SARS-CoV-2 infection during pregnancy has been linked to complications that may involve or be reflected in the placenta, including preeclampsia and preterm birth. To date, researchers have used a variety of methods to diagnose SARS-CoV-2 infection of the placenta, making it difficult to compare results from different studies and to establish definitive scientific evidence about the risks of placental infection.

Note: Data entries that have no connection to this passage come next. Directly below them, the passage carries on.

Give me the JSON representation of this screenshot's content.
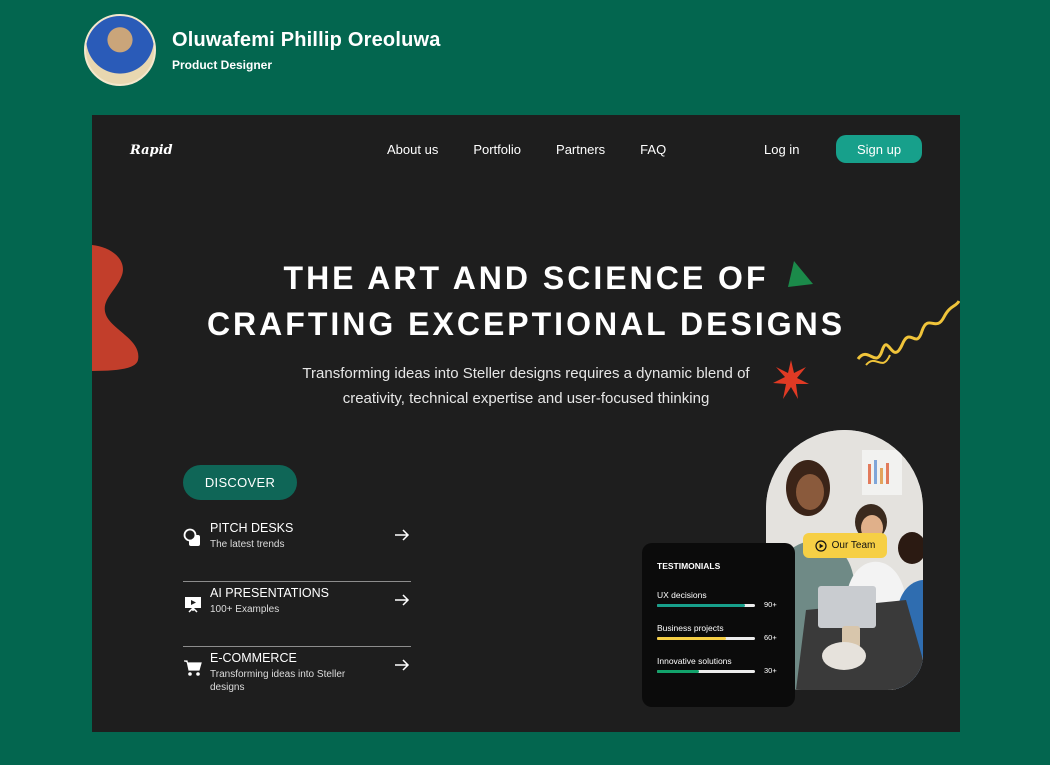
{
  "profile": {
    "name": "Oluwafemi Phillip Oreoluwa",
    "role": "Product Designer"
  },
  "site": {
    "logo": "Rapid",
    "nav": [
      "About us",
      "Portfolio",
      "Partners",
      "FAQ"
    ],
    "login": "Log in",
    "signup": "Sign up"
  },
  "hero": {
    "title_line1": "THE ART AND SCIENCE OF",
    "title_line2": "CRAFTING EXCEPTIONAL DESIGNS",
    "sub_line1": "Transforming ideas into Steller designs requires a dynamic blend of",
    "sub_line2": "creativity, technical expertise and user-focused thinking"
  },
  "discover": "DISCOVER",
  "menu": [
    {
      "title": "PITCH DESKS",
      "desc": "The latest trends",
      "icon": "shapes-icon"
    },
    {
      "title": "AI PRESENTATIONS",
      "desc": "100+ Examples",
      "icon": "presentation-icon"
    },
    {
      "title": "E-COMMERCE",
      "desc": "Transforming ideas into Steller designs",
      "icon": "cart-icon"
    }
  ],
  "badge": "Our Team",
  "testimonials": {
    "title": "TESTIMONIALS",
    "items": [
      {
        "label": "UX decisions",
        "value": "90+",
        "progress": 0.9,
        "color": "#17a08b"
      },
      {
        "label": "Business projects",
        "value": "60+",
        "progress": 0.7,
        "color": "#f6cf45"
      },
      {
        "label": "Innovative solutions",
        "value": "30+",
        "progress": 0.43,
        "color": "#12a36b"
      }
    ]
  },
  "colors": {
    "background": "#03664f",
    "screen": "#1e1e1e",
    "accent": "#17a08b",
    "badge": "#f6cf45",
    "blob": "#c23e2b"
  }
}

To address these gaps, NIH’s Eunice Kennedy Shriver National Institute of Child Health and Human Development (NICHD) virtually convened a group of experts in obstetrics, virology, placental pathology, infectious disease, immunology and molecular biology to propose a standardized definition of placental infection. The resulting guidance appears in the American Journal of Obstetrics and Gynecology.
The experts recommend preferred techniques to detect SARS-CoV-2 replication, viral transcripts or proteins in placental tissue. Depending on the scientific rigor of the technique used, the likelihood of placental SARS-CoV-2 infection may be classified as definitive, probable, possible or unlikely. The authors encourage investigators to use the most scientifically rigorous technique available in their laboratory or clinic.
They also recommend that scientific papers reporting placental SARS-CoV-2 infection describe the location and number of placental tissue samples collected, method of preserving the tissue and detection technique. Finally, they offer guidance for handling, processing and examining placental tissue. The authors anticipate that use of these recommendations will make it easier to compare and interpret results across studies.